Now, he's warning others about the dangers of driving while deer are on the move this time of year.
Cody Kirby, 18, said his car is a total loss, but he is thankful he still made it home for the holidays with just a few bumps and bruises.
It was dark and the roads were slick. He said it all happened so fast.
"I was coming down a little hill, and then, out of nowhere, a deer just runs like right in front of me,” said Kirby.
Kirby said he was on his way to work Wednesday night when things took a turn for the worst.
"As soon as I tried to turn the other way, it broke traction and I couldn't get control,” said Kirby.
Kirby managed to miss the deer but veered off the road, crashing into a pole.
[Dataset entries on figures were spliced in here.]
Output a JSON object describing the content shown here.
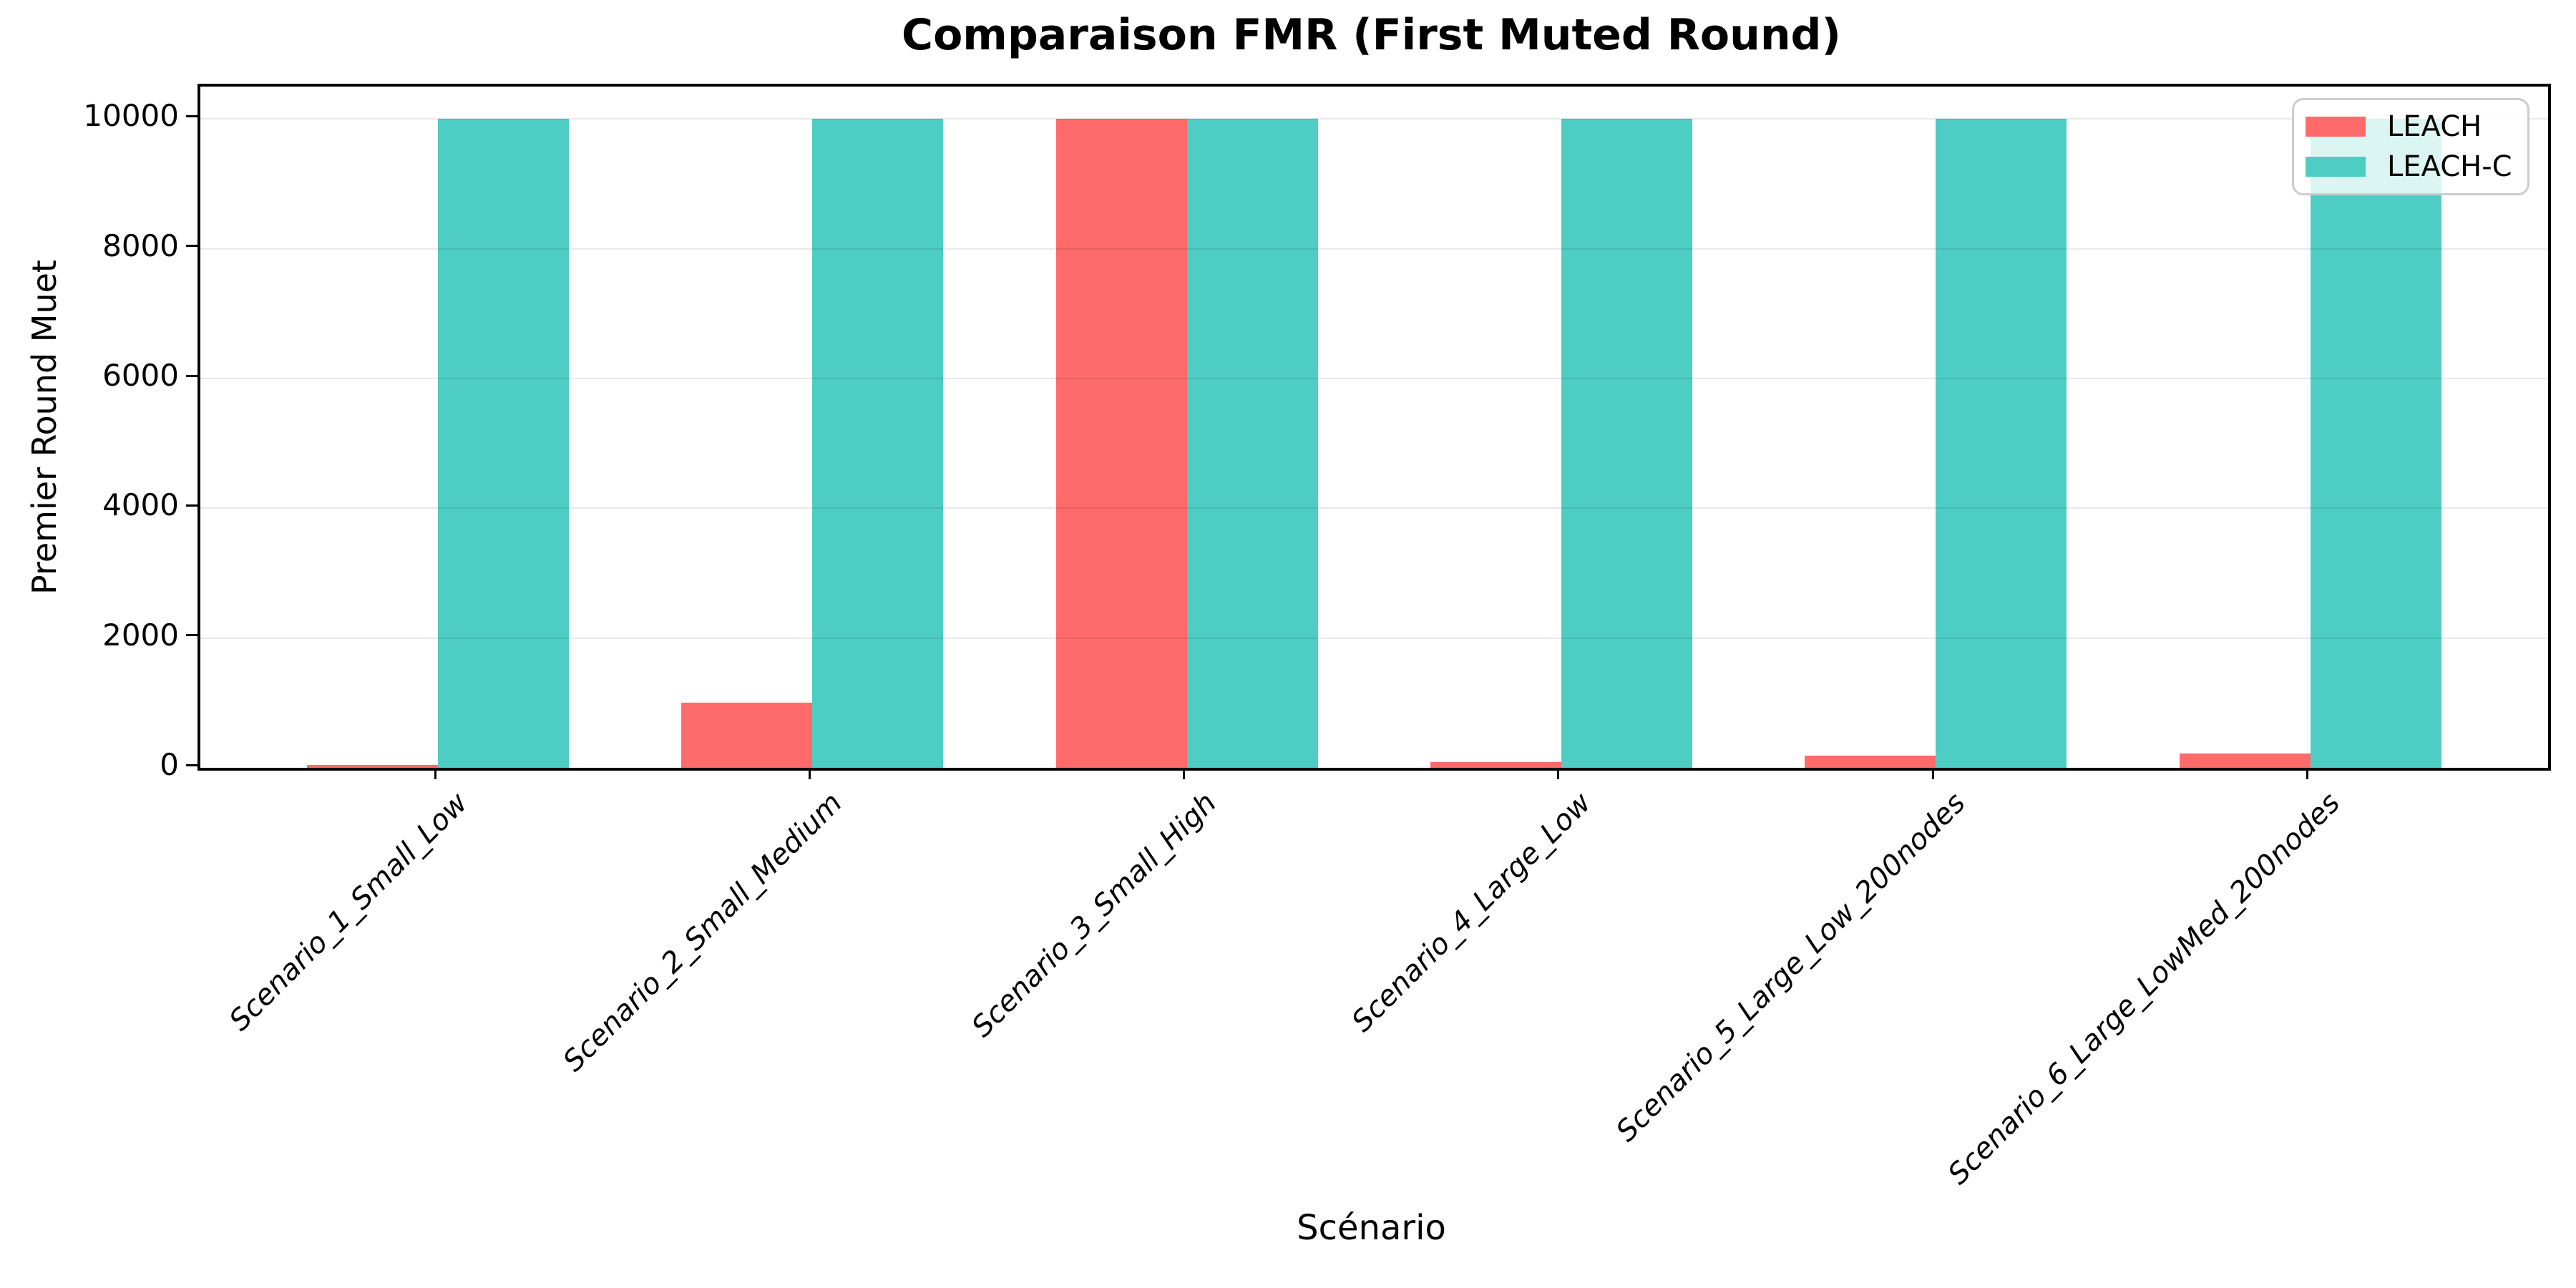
{
  "chart_data": {
    "type": "bar",
    "title": "Comparaison FMR (First Muted Round)",
    "xlabel": "Scénario",
    "ylabel": "Premier Round Muet",
    "categories": [
      "Scenario_1_Small_Low",
      "Scenario_2_Small_Medium",
      "Scenario_3_Small_High",
      "Scenario_4_Large_Low",
      "Scenario_5_Large_Low_200nodes",
      "Scenario_6_Large_LowMed_200nodes"
    ],
    "series": [
      {
        "name": "LEACH",
        "color": "#FF6B6B",
        "values": [
          40,
          1000,
          10000,
          90,
          190,
          220
        ]
      },
      {
        "name": "LEACH-C",
        "color": "#4ECDC4",
        "values": [
          10000,
          10000,
          10000,
          10000,
          10000,
          10000
        ]
      }
    ],
    "ylim": [
      0,
      10500
    ],
    "yticks": [
      0,
      2000,
      4000,
      6000,
      8000,
      10000
    ],
    "grid": true,
    "legend_position": "upper right",
    "bar_width": 0.35,
    "background_color": "#ffffff",
    "grid_color": "#e8e8e8",
    "spine_color": "#000000"
  }
}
His truck doesn't have airbags, but he walked away with only a few bruises. Kirby said it would have been much worse if he hadn’t had time to protect his head.
"Your head is gonna go 'bonk' and bounce back, and it's gonna cause concussions and head damage,” said Kirby.
Kirby's mom said a car can be replaced while her son cannot, but it's unfortunate, because he really did love that truck. Kirby got the truck for his 17th birthday and spent several months fixing it up with his dad.
"We got it done like a few months before my 18th birthday, and a few months after that, it gets totaled," said Kirby.
A few months later, and it was destroyed in the blink of an eye.
"I have to pay rent and I have to pay stuff for my dog. You know, like, I'm pretty much broke right now, so I'm trying to rely on friends giving me rides and if not, probably walk,” said Kirby.
The Oklahoma Insurance Department said crashes involving deer increase from October through January during the height of deer mating and migration season, causing about 200 deaths each year and more than $3.6 billion in vehicle damage.
"Deer are everywhere. I've seen a lot of them. Just be careful out there, you know,” said Kirby.
The Oklahoma Insurance Department said deer are most active during dusk and dawn, and warns drivers if you see one deer, there are usually more nearby.